Haziran 1661’de Cambridge’de Trinity College’a, orada daha önce okumuş olan amcası Rev William Ayscough’un tavsiyesi üzerine kabul edildi. 1664’te burs kazanana kadar uşaklık yaparak para kazandı. Burs kazanması Master derecesini alabilmesi için ona dört yıl daha garanti verdi. O tarihte, kolej eğitimi Aristoteles’in öğretilerini temel alıyordu. Newton, Aristo‘nun öğretilerinin yanında Descartes gibi modern filozoflar, Galileo ve Thomas Street gibi gökbilimciler ve Kepler’in çalışmalarını da öğrendi. Mekanik felsefeyle ilgili “Quaestiones” i yazdı. 1665 yılında, sonraki geliştirmeleriyle kalkülüse dönüşen genelleştirilmiş binom teoremini keşfetti. Newton, Ağustos 1665’de BA derecesini almasından kısa süre sonra, Büyük Londra Vebası’na, karşı bir önlem olarak üniversite geçici olarak kapandı. Sonraki iki yıl boyunca Newton’un Woolsthorpe’deki evinde yaptığı özel çalışmalarla, kalkülüs, optik ve yerçekimi kanunu hakkındaki teorilerini geliştirdi.

Nisan 1667’de Cambridge’e döndü ve Ekim ayında Trinity’nin bir üyesi olarak seçildi.

Çalışmaları, Trinity’nin başında olan Lucasian Profesörü Isaac Barrow’u çok etkiledi. 1669’da Newton, MA’sını almasından sadece bir yıl sonra onun yerine geçti. 1672’de Kraliyet Cemiyeti (FRS) Üyesi olarak seçildi.

Isaac Newton’un Orta Yaşları  – Matematik Çalışmaları

Newton, Leibniz’le kalkülüs’ün gelişimi konusunda çekişmeleri yaşadı. Çoğu modern tarihçi, Newton ve Leibniz’in çok farklı gösterimlerle olsa da her ikisinin bağımsız olarak Kalkülüsü geliştirdiğine inanmaktadır.

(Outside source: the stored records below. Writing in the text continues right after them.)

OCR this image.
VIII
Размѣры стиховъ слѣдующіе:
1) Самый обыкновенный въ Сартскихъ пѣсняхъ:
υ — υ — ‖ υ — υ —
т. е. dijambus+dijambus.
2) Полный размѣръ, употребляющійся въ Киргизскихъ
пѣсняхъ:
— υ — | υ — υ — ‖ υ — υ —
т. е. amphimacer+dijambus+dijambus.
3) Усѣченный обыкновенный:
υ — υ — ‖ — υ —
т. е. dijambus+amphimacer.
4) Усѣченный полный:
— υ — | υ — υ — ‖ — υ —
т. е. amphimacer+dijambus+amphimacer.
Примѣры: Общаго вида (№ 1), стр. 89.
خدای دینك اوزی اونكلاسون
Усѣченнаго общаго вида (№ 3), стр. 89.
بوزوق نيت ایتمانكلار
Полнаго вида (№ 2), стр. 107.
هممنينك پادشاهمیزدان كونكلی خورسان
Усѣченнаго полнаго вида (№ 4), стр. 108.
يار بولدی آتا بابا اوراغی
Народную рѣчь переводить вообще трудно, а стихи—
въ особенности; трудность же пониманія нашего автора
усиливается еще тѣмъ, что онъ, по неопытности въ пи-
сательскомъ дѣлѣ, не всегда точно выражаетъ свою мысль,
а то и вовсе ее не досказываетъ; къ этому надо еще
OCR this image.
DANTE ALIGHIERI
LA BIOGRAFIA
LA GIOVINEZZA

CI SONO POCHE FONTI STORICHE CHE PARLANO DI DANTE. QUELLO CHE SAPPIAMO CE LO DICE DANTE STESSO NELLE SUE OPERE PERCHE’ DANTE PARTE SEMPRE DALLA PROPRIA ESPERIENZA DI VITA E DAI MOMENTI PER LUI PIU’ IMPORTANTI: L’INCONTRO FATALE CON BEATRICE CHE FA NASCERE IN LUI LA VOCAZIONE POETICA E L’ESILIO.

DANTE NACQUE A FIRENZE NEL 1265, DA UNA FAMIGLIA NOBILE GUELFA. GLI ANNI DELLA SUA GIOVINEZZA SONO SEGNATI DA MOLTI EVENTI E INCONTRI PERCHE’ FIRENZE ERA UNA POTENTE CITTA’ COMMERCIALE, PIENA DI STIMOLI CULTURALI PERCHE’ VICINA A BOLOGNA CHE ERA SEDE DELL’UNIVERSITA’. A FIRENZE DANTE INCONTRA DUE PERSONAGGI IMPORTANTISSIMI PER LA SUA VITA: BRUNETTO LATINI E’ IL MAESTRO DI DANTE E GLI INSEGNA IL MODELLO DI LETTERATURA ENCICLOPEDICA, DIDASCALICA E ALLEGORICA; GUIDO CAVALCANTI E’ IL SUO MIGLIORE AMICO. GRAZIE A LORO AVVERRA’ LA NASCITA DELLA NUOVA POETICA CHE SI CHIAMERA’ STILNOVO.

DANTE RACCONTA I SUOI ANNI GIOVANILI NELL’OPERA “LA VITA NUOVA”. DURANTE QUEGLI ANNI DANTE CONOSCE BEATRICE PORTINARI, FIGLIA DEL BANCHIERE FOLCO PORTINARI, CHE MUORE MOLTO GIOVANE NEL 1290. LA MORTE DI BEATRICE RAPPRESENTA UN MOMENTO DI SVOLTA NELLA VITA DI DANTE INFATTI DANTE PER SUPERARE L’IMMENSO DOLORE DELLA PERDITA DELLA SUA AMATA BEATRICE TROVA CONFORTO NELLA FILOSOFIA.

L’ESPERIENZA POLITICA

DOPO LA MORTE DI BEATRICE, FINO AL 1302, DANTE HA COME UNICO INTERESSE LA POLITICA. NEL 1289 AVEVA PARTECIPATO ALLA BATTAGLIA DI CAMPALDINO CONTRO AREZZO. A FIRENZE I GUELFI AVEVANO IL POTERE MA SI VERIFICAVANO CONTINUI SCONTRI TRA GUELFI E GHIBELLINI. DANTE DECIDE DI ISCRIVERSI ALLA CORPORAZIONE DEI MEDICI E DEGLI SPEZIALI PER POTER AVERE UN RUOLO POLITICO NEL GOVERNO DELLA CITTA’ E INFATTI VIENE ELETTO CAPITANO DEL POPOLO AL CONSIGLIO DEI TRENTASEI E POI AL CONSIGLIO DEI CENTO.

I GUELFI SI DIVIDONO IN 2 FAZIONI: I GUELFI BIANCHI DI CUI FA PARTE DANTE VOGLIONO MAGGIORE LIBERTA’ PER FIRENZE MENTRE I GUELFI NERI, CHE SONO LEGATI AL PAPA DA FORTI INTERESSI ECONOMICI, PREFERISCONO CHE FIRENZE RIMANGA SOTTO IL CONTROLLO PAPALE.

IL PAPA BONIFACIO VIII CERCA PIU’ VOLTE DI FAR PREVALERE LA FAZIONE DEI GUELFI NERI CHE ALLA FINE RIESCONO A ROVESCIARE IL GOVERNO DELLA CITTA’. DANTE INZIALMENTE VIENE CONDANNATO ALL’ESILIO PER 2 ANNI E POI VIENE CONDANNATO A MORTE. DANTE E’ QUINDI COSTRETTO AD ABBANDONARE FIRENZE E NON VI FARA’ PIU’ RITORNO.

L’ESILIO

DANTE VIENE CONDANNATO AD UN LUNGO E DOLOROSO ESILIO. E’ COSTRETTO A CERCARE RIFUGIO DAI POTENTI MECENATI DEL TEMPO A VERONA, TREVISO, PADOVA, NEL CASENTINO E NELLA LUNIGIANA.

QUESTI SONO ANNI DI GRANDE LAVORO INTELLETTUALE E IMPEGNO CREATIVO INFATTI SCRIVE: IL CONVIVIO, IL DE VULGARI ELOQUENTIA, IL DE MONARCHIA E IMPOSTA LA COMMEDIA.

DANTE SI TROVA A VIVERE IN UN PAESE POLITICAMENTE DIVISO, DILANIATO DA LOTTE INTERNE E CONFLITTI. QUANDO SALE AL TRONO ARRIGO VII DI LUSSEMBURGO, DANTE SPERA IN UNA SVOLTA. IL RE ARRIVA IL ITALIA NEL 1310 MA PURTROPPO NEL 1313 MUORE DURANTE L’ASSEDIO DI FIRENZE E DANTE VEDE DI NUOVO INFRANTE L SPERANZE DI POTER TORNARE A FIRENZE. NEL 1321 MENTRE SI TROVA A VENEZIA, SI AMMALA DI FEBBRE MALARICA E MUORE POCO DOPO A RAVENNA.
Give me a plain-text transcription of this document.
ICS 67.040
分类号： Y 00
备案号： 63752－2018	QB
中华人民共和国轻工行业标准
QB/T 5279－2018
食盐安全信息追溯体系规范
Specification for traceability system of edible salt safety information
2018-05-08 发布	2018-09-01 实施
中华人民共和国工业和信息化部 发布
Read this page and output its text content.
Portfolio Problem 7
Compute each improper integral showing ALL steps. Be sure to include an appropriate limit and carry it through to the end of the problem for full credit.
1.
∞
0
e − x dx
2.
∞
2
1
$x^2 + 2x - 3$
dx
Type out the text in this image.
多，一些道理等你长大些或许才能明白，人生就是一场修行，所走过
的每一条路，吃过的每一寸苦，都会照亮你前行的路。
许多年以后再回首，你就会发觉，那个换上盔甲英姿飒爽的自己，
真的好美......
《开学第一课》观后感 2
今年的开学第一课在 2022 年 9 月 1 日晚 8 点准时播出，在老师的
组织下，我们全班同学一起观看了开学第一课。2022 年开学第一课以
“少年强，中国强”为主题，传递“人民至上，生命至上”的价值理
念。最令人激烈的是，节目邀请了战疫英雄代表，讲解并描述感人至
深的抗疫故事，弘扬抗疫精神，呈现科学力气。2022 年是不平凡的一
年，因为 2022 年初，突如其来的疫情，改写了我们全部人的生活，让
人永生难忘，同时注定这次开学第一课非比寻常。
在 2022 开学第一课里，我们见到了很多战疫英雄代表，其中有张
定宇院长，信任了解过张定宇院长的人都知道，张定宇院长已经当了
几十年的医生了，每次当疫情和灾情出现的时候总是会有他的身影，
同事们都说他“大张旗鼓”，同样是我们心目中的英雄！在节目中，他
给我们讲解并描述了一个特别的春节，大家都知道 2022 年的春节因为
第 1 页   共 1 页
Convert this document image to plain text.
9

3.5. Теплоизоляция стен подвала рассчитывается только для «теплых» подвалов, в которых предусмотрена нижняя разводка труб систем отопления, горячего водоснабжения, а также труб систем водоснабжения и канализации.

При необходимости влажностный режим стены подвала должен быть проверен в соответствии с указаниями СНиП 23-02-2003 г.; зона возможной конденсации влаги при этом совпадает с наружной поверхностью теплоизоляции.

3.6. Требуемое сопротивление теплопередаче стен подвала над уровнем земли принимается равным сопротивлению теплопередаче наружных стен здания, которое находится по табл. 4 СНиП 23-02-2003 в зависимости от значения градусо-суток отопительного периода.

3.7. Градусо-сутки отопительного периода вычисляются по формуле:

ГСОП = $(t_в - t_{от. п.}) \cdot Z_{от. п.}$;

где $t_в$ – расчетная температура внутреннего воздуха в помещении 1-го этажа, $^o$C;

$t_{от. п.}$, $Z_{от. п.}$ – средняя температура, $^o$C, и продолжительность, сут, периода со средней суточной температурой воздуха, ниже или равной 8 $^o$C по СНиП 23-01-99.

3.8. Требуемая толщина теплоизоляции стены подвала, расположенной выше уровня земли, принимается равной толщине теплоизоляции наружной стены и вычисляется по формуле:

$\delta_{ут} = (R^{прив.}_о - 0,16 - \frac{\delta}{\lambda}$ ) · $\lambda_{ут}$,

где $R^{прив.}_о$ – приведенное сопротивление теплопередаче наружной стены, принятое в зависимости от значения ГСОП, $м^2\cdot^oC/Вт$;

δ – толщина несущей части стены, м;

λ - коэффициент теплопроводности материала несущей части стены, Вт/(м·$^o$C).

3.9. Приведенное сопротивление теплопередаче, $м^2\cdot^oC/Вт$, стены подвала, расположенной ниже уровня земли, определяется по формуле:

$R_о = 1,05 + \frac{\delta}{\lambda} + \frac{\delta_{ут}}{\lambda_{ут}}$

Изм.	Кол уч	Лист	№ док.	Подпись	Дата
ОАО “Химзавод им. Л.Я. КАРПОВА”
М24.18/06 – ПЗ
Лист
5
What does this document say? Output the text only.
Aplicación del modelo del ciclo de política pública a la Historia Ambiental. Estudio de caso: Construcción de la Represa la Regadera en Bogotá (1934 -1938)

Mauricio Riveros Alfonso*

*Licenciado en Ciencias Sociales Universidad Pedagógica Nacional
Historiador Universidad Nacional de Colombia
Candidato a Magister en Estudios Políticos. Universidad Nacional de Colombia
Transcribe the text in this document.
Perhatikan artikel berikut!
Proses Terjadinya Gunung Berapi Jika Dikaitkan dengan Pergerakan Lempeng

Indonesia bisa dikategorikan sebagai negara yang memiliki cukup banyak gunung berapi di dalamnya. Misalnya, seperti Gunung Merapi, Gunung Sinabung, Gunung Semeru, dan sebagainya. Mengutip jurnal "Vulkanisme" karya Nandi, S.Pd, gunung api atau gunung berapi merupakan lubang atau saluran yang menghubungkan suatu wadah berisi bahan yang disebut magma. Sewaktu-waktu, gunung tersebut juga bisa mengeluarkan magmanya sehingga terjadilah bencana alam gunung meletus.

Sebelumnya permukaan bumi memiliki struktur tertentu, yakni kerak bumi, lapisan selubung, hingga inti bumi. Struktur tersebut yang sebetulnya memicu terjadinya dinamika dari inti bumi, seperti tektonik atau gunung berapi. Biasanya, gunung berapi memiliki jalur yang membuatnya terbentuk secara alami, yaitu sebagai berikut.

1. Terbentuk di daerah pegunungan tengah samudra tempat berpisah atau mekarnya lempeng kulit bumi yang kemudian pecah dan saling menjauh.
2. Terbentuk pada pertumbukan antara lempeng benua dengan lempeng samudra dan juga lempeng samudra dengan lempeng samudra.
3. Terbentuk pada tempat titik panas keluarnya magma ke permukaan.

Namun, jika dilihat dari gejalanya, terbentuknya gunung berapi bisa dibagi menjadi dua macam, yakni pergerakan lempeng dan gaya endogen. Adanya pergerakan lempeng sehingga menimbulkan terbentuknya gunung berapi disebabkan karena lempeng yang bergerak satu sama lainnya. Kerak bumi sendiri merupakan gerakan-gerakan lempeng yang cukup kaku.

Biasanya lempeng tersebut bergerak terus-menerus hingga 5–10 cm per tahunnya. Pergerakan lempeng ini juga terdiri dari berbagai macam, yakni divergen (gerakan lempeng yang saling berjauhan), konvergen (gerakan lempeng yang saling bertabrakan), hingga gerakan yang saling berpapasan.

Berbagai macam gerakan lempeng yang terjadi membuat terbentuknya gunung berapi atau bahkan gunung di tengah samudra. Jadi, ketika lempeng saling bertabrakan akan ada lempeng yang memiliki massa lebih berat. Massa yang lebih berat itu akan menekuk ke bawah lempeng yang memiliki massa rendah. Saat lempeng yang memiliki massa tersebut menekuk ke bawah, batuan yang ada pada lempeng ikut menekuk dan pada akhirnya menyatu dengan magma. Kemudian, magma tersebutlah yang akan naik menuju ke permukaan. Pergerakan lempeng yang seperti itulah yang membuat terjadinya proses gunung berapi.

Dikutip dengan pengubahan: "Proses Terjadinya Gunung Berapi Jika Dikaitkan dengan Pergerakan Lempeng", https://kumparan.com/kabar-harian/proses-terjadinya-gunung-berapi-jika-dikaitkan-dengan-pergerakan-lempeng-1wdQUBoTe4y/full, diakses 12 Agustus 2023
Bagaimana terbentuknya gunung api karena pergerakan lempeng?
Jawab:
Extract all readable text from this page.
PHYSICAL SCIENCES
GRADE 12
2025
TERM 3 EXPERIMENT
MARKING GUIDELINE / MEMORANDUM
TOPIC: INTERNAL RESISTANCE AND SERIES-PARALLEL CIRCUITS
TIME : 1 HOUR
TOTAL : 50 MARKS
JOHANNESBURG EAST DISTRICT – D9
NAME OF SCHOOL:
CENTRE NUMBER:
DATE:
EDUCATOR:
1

Bazı tarihçiler tarafından ise, Newton’un 1693 yılına kadar Kalkülüs konususnda neredeyse hiçbir şey yayınlamadığı ve 1704 yılına kadar tam bir hesaplama yapmadığı, buna karşılık Leibniz’in yöntemlerinin tam metnini 1684 yılında yayınlamaya başladığı ileri sürülmüştür. (Leibniz’in notasyonu ve “Diferansiyel Yöntem”i, günümüzde Kıta  Avrupasındaki ​​matematikçiler ve 1820’den sonra da İngiliz matematikçileri tarafından benimsenmiştir.)

Fakat bu teori, 1687’de yayınlanan Principia’nın 1. Kitabı’nında ve  1684’te Gyrum’daki De Motu corporum (“Yörüngedeki cisimlerin hareketi üzerine”) gibi öncül el yazmalarında yer alan kalkülüs kapsamlarını dikkate almamıştır. Principia, kalkülüs dilinde ya da Newton’un (daha sonra) ‘nokta’ gösterimi yazacak şekilde yazılmamıştır. Çalışmada, kalkülüs daha çok geometri formunda kaybolan küçük miktarların oranlarının sınırlayıcı değerleri hesplamak için kullanılmıştır. Principia’nın içinde Newton, bunu “ilk ve son oranlar metodu” adı altında göstermiştir.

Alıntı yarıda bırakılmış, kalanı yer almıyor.